塞缪尔·格雷施曼:没错,这就是当代的一个例子。库恩对此非常感兴趣,因为他觉得这在某种程度上揭示了科学家观察世界的方式。你可以看到和科学家同样的测量结果,在某个时刻以一种方式解读它,在另一个时刻又以另一种方式来解读。这个发现对库恩来说意义重大。
How do paradigms change?
范式转换是如何发生的?
Zachary Davis: So that example, I think, is really helpful, that it's not about the data because it can be interpreted in multiple ways. How did that insight lead into his theory of change or his theory of scientific change? He has a story about how paradigms change. What is that story?
扎卡里·戴维斯:我觉得这个例子确实有用。它强调的不是数据,因为它可以用多种方式来解读。这个发现如何衍生出了他的转换理论、或者说他的科学转换理论呢?他提出了一个关于范式转换的理论,这个理论讲了什么呢?
Samuel Gershman: Well, the essence of the story is that there's an accumulation of discrepancies.
塞缪尔·格雷施曼:嗯,范式转换根本上在于差异的累积。
Zachary Davis: One view of science says that instead of looking for evidence that will prove their theories correct, scientists should instead look for evidence that will prove their theories wrong.
扎卡里·戴维斯:一种科学观点认为,科学家不应该寻找能够证明其理论正确的证据,而应该寻找能够证明其错误的证据。
Samuel Gershman: You have to kill theories by bludgeoning them with data that they can't explain. But many people have pointed out that really doesn't do justice to the way science actually works because we're constantly encountering discrepancies all the time and we sort of sweep them under the rug or we invoke various kinds of auxiliary hypotheses to explain away the discrepancies.
塞缪尔·格雷施曼:你必须找到那些用理论无法解读的数据,用它们来反驳理论、推翻理论。但许多人指出这确实与科学实际的运作方式不符,因为我们一直不断地遇到差异,我们总是将它们囊括在范式之下,或是提出各种辅助性假设来解释这些差异。

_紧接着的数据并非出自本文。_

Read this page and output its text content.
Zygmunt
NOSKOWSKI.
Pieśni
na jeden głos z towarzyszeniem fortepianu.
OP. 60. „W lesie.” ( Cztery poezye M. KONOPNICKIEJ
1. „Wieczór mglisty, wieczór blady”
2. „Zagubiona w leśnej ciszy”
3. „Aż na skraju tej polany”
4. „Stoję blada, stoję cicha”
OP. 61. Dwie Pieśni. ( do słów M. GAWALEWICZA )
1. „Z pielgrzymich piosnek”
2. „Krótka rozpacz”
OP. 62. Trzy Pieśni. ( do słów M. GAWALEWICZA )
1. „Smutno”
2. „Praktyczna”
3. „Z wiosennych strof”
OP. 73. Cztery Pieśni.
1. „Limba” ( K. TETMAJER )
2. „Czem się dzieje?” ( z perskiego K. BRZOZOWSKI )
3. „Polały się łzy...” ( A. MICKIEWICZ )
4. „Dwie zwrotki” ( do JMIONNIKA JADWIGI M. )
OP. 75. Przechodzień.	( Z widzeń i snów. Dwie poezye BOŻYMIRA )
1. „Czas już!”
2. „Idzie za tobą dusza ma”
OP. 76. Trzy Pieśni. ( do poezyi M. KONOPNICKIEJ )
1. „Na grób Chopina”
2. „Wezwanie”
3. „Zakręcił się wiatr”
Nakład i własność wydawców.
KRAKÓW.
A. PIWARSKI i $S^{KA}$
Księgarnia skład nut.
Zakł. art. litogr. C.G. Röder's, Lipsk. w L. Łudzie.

Zachary Davis: Here’s a famous example: It’s the 19th century, astronomers agree that the earth revolves around the sun, but they don’t know exactly where the planets are. According to the laws of gravity, the planets they know about should behave differently than they do. The data isn’t lining up with their theory.
扎卡里·戴维斯:这儿有一个著名的例子:19世纪,天文学家一直认为地球绕着太阳转,但他们不知道行星的确切位置。他们根据万有引力定律推测出的行星的情况与实际观测的情况有所不同。数据与他们的理论不一致。
Samuel Gershman: Instead of abandoning the theory entirely, like, they posited that there were hidden variables that could explain away the discrepancy, sometimes long before those variables were directly measured. So, for example, you know, this is how planets, some planets have been discovered.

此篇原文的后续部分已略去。